Given the high CVSS score of 9.8, this is a critical security risk that should be addressed promptly.
What immediate steps should I take to mitigate this vulnerability?
The vulnerability exists due to missing file type validation in the 'pafe_ajax_form_builder' function of the Piotnet Addons for Elementor Pro plugin, allowing arbitrary file uploads with dangerous extensions.
Immediate mitigation steps include:
- Update the Piotnet Addons for Elementor Pro plugin to a version later than 7.1.70 where the vulnerability is fixed.
- If an update is not immediately possible, remove or disable any file upload fields in forms created with the plugin to prevent exploitation.

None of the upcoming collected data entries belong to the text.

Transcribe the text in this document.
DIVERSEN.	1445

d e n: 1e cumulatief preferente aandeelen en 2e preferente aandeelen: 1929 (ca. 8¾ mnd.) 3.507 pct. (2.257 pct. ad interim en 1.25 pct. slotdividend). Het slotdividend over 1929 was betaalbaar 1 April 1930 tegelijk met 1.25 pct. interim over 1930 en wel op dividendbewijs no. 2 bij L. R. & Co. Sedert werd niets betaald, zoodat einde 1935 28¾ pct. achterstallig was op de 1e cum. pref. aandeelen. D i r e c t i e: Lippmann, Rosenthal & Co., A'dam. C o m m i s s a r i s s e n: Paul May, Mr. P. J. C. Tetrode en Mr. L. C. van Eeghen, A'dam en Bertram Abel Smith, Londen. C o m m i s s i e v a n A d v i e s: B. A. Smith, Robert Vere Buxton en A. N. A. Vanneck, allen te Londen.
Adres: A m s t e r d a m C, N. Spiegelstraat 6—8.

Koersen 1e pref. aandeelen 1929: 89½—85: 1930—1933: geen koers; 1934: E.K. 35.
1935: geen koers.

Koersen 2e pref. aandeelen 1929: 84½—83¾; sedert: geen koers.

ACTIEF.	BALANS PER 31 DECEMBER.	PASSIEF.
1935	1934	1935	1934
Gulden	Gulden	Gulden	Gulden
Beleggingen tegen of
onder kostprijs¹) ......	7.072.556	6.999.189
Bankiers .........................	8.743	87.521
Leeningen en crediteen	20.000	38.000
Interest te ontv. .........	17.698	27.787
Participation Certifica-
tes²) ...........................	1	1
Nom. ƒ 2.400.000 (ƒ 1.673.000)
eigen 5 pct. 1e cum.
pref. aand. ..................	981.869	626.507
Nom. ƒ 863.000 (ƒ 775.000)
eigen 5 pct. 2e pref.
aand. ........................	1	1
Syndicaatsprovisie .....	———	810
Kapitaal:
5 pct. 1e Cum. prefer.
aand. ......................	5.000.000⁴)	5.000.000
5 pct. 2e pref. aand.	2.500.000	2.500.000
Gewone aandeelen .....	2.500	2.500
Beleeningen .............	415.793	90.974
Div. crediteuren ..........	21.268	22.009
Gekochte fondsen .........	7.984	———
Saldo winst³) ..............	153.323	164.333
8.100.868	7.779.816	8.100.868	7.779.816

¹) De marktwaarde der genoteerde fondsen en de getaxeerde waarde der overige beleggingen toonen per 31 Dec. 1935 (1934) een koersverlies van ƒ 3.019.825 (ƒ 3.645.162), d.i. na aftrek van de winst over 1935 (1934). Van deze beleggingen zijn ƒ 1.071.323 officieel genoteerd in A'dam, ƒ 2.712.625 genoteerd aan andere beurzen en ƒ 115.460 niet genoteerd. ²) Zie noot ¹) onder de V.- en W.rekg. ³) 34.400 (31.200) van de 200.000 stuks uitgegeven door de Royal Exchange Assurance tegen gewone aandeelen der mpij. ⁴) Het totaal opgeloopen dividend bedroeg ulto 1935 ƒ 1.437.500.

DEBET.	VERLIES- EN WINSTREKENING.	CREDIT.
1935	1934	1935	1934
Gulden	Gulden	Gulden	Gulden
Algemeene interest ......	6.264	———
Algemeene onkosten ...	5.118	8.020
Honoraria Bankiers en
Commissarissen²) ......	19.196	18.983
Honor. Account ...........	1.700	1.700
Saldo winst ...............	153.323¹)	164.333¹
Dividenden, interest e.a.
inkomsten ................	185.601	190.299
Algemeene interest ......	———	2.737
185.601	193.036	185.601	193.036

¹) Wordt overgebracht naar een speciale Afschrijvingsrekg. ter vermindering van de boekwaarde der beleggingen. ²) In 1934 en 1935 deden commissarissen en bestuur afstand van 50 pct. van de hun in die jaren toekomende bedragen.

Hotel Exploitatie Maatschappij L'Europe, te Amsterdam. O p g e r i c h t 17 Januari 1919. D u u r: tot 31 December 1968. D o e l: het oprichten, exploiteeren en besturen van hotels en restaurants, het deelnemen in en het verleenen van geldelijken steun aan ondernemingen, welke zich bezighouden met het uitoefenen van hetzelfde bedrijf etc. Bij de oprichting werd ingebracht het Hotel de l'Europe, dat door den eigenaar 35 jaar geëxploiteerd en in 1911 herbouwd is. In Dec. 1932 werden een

- Restrict access to the form builder or the affected endpoints to authenticated and trusted users only.
- Monitor your site for any suspicious file uploads, especially files with extensions like .phar or .phtml.
How does this vulnerability affect compliance with common standards and regulations (like GDPR, HIPAA)?:
The vulnerability allows unauthenticated attackers to upload arbitrary files, potentially leading to remote code execution on the affected server.
Such unauthorized access and potential control over the server could lead to exposure or compromise of sensitive data, which may violate compliance requirements under standards like GDPR or HIPAA that mandate protection of personal and health information.
However, the provided information does not explicitly discuss the impact on compliance with these regulations.